Private schools participating in the Parental Choice Programs are already subject to state-mandated standardized testing, financial audits, and academic oversight. In many cases, they go beyond those requirements to maintain accreditation, serve diverse learners, and communicate transparently with families.

More importantly, private schools are directly accountable to parents. If a school is failing to serve its students, families can—and do—leave. This is real accountability, unlike in the public system where families are too often trapped based on address.

Furthermore, many schools in the program—especially religious institutions—deliver more than academic content. They offer an education grounded in faith, character formation, and community. For families who want that for their children, no public alternative will suffice.

Opponents of removing the cap often cite potential financial impacts on public schools. But the funding should belong to the student, not the system. Education dollars should follow the child to the school that serves him or her best.

Moreover, school choice has been shown to prompt positive change in public schools. Removing the cap does not destroy public education—it should make it stronger through accountability and responsiveness.

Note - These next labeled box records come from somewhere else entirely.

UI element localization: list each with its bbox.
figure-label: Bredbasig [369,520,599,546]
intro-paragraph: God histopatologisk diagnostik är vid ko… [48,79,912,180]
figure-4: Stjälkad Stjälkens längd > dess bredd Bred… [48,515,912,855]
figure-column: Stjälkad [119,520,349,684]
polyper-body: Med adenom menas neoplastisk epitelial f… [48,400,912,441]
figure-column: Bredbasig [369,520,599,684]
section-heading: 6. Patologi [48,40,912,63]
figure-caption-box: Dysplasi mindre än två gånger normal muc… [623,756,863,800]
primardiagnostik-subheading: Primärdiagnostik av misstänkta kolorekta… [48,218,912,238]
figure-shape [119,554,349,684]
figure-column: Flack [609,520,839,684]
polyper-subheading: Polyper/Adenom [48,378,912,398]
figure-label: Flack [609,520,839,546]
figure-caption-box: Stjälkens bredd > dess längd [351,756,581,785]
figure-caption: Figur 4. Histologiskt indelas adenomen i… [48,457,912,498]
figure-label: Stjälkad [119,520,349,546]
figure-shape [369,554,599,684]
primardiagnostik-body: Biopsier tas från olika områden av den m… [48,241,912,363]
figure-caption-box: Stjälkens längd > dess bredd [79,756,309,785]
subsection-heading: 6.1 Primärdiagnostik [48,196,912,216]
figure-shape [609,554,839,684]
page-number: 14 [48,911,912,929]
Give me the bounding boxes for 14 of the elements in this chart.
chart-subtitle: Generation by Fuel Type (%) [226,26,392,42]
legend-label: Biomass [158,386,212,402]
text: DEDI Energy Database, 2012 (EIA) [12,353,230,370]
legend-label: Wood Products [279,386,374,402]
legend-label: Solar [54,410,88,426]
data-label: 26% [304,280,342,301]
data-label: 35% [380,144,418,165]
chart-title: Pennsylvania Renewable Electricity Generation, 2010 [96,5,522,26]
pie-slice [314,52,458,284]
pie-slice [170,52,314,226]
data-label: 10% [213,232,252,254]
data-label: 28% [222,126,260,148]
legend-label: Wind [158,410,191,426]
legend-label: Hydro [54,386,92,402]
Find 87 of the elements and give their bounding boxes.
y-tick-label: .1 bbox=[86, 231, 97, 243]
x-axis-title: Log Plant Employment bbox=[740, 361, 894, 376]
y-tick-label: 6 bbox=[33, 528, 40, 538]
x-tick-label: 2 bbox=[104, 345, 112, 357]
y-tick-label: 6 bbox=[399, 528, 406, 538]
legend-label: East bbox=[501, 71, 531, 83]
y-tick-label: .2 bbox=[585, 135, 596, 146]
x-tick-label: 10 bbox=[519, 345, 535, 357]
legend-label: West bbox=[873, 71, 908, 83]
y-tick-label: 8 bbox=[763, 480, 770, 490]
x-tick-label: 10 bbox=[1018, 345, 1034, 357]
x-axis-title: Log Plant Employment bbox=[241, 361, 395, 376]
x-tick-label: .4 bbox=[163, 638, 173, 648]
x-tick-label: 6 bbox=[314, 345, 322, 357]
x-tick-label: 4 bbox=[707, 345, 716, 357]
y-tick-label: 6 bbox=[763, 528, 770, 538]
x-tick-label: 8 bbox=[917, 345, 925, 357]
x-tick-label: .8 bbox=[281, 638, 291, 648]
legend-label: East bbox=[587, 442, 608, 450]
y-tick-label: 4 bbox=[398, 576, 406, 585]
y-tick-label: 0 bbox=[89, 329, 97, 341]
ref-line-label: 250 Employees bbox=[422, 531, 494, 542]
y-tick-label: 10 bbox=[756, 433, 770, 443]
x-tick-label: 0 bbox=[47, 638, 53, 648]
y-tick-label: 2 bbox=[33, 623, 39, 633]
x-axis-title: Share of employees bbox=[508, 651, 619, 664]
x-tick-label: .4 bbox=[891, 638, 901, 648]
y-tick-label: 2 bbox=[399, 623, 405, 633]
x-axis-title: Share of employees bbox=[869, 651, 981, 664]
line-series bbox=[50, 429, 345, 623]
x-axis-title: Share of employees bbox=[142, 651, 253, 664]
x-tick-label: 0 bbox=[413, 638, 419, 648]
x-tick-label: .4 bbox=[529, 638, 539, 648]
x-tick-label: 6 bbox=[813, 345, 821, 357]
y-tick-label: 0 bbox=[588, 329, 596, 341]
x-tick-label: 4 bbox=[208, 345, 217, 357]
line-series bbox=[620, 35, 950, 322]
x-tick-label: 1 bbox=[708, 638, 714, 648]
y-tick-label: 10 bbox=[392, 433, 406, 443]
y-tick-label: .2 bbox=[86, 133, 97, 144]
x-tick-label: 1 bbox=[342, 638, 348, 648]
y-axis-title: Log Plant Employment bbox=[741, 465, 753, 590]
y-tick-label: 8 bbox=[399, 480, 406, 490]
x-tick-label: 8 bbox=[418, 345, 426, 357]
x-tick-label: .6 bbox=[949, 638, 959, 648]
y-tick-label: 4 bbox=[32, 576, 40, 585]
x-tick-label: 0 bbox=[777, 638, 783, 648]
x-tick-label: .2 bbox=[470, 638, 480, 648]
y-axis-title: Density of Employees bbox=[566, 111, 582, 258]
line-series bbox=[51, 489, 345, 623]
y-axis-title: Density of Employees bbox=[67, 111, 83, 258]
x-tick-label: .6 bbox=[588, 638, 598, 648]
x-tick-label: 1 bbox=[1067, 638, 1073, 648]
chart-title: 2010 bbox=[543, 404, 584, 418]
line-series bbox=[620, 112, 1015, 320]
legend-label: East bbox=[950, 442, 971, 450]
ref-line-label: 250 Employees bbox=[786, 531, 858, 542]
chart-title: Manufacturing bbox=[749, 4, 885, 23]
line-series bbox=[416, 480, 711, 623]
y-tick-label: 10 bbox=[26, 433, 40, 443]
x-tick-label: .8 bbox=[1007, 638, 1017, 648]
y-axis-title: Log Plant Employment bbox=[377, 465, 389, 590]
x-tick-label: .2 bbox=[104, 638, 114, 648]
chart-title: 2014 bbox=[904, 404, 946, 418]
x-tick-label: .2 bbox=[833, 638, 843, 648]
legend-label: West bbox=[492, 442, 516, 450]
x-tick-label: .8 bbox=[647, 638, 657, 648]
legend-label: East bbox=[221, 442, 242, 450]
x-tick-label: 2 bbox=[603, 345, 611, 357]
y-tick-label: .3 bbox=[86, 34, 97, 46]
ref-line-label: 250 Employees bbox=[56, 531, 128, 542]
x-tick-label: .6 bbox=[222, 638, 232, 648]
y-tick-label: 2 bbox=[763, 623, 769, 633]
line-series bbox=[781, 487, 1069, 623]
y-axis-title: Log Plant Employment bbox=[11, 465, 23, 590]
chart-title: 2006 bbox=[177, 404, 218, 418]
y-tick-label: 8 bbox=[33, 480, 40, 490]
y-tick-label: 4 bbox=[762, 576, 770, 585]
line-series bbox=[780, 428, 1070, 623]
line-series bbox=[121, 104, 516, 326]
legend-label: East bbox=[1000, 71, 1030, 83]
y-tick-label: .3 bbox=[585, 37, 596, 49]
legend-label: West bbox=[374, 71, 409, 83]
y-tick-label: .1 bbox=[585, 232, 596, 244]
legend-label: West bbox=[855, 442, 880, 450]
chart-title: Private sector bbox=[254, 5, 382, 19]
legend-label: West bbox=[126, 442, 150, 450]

Finally, extending the cap undermines the trust of families, schools, and communities who planned for its scheduled removal in 2026–2027. It signals that political expediency trumps principle and that the voices of parents are secondary to the interests of institutions. That is not leadership. That is retreat.

Wisconsin’s Parental Choice Programs have changed lives. They’ve given thousands of families hope, opportunity, and the dignity of choice. Children thrive when families are trusted, faith is respected, and freedom is protected. Extending the cap on the statewide program would only serve to delay that progress and reinforce a status quo that puts systems over students.

For Wisconsin Family Council, this is Julaine Appling, reminding you that God, through the Prophet Hosea, said, “My people are destroyed for lack of knowledge.”